In a Cox regression model where our variable of interest is continuous (e.g., a lab measurement);
If we want to obtain something other than a unit risk ratio for that variable (e.g., the hazard ratio of mortality among people who are in Quartile 4 (>75 percentile) vs Quartile 1 (< 25 percentile) for the lab measurement based on distribution of the measurements in our cohort), what would be the best way to integrate this variable into our model?
Would it be okay to create another column in our data which would indicate the quartile that person falls into and subsequently add that to the model?
Or is it better to run the model by keeping the variable as continuous, and then use the beta coefficient we find to calculate the hazard ratio by subtracting median values of different quartiles, multiplying them by the beta and exponentiation?
Thank you for your responses.
If your variable of interest is continuous, you almost always lose information by splitting the variable into a categorical effect. The way you lose information is: choosing cutpoints based on the data rather than hypotheses, not borrowing information across adjacent groups, spending more degrees of freedom. Adjusting for the continuous effect is better in all these respects. This is a general modeling principle that has been recommended in linear, logistic, Cox, and other models.

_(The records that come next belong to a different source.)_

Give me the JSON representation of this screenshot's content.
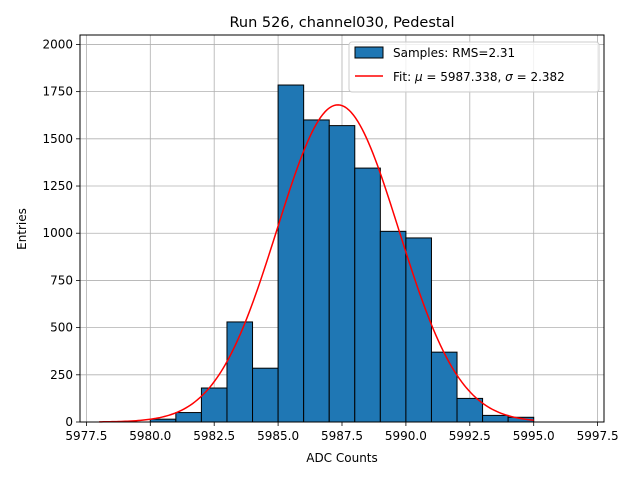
{
  "chart_data": {
    "type": "bar",
    "title": "Run 526, channel030, Pedestal",
    "xlabel": "ADC Counts",
    "ylabel": "Entries",
    "xlim": [
      5977.25,
      5997.75
    ],
    "ylim": [
      0,
      2050
    ],
    "grid": true,
    "legend_placement": "top-right",
    "x_ticks": [
      "5977.5",
      "5980.0",
      "5982.5",
      "5985.0",
      "5987.5",
      "5990.0",
      "5992.5",
      "5995.0",
      "5997.5"
    ],
    "x_tick_values": [
      5977.5,
      5980.0,
      5982.5,
      5985.0,
      5987.5,
      5990.0,
      5992.5,
      5995.0,
      5997.5
    ],
    "y_ticks": [
      "0",
      "250",
      "500",
      "750",
      "1000",
      "1250",
      "1500",
      "1750",
      "2000"
    ],
    "y_tick_values": [
      0,
      250,
      500,
      750,
      1000,
      1250,
      1500,
      1750,
      2000
    ],
    "histogram": {
      "name": "Samples: RMS=2.31",
      "color": "#1f77b4",
      "edge_color": "#000000",
      "bin_edges": [
        5980,
        5981,
        5982,
        5983,
        5984,
        5985,
        5986,
        5987,
        5988,
        5989,
        5990,
        5991,
        5992,
        5993,
        5994,
        5995
      ],
      "values": [
        15,
        50,
        180,
        530,
        285,
        1785,
        1600,
        1570,
        1345,
        1010,
        975,
        370,
        125,
        35,
        25
      ]
    },
    "fit": {
      "name_prefix": "Fit: ",
      "name_mu": "μ",
      "name_mid": " = 5987.338, ",
      "name_sigma": "σ",
      "name_suffix": " = 2.382",
      "color": "#ff0000",
      "mu": 5987.338,
      "sigma": 2.382,
      "amplitude": 1680,
      "x_range": [
        5978,
        5995
      ]
    }
  }
}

The interpretation of a continuous variable in a Cox model is: a hazard ratio comparing groups differing by one unit in the variable. The interpretation you give in the second paragraph is the wrong interpretation unless that variable is scaled by it's range * 1.5. I would not recommend doing this. Dividing by range makes the effect a unitless quantity. Laboratory experts who interpret your analyses will be keenly interested to know the scale of effect, because they can well interpret the units, whether they are mmol/dL, mmHg, mg/kg or some other, contextualizing factor.